Iranian singer Mehdi Yarrahi, arrested by Iranian authorities on Monday 28 August fir releasing a song celebrating the anniversary of Masha Amini protests coming up. ©MUSICFARS. Photo.
Iranian singer Mehdi Yarrahi, arrested by Iranian authorities on Monday 28 August fir releasing a song celebrating the anniversary of Masha Amini protests coming up. ©MUSICFARS. Photo.

No stranger to censorship, restrictions, and brutality at the hands of the Iranian regime, Arya Aramnejad rose to fame with the songs Ali Barkhiz and A Touch of Freedom which spoke against the violent clampdown on opposition in Iran in 2009. Condemning the leadership of the Iranian regime, Aramnejad's songs led to three arrests and severe restrictions on his possibility to work and live freely.  

In his interview, Arya spoke about what happened to him as one of the first artists who produced and performed protest music inside Iran, and of the brutal control and detention methods employed by the regime's security apparatus. He said:

The regime did not only harm me, my art, and my possibility to perform other professional activities. They created restrictions and pressure on family members and friends too. I was ultimately forced to leave the country due to these difficulties.

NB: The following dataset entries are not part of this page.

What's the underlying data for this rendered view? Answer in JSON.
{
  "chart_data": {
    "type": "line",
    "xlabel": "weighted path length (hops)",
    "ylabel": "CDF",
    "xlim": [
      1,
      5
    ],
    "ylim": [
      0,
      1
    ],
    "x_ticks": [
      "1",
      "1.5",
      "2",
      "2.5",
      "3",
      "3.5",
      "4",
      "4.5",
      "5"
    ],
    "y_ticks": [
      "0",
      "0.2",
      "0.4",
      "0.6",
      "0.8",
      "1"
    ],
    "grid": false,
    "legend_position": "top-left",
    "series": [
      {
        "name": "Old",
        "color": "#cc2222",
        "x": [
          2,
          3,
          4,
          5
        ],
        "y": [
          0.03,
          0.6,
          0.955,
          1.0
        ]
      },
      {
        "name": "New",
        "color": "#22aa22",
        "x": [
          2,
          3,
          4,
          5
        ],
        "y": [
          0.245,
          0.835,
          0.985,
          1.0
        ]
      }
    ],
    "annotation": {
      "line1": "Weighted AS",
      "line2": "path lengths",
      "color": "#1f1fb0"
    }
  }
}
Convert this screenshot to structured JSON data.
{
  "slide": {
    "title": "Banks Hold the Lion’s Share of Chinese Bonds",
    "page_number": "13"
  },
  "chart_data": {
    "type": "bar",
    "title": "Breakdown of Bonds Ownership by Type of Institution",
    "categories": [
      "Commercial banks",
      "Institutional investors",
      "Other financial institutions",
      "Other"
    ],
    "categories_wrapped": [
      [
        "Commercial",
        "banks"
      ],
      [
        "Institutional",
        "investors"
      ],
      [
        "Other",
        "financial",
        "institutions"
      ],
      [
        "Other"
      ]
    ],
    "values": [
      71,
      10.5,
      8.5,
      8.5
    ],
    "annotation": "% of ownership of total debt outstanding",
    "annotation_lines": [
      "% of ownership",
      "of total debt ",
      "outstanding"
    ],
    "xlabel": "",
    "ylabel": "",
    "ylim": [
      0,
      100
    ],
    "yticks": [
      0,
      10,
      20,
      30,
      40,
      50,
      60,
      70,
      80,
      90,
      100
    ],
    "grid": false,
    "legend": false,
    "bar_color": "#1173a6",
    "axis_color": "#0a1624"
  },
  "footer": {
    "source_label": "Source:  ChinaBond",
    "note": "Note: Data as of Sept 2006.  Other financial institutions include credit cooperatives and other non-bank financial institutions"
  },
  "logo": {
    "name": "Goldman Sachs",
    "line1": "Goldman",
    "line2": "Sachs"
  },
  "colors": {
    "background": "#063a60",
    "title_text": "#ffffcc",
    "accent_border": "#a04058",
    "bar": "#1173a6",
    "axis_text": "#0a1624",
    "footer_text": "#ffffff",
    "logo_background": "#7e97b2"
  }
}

Arya Aramnejad. Photo: Ugnius Bagdonavičius.
Arya Aramnejad. Photo: Ugnius Bagdonavičius.

Belief in Artists' Resilience and Agency for Change

Talking with BBC Persia, Aramnejad still pointed out that Iranian artists' resilience and will for change is very strong, and that he believes that the Iranian regime will not be able to crush popular and artistic resistance:

Now the taboo and fear of publishing protest music in Iran has diminished. In the continuation of this movement, and in protest movements to come, other singers in the country will put aside tolerance and fear of threats and restrictions imposed on them and will attempt to express their protests in different ways. They make art, and the government will be unable to control all the artists.

Arya Aramnejad left Iran in 2017 and arrived in Stockholm as part of the ICORN programme, where he was the ICORN resident between 2017 and 2019. He continues writing and performing songs which inspire social and political change, focusing on human and women's rights, and supporting protesters in Iran.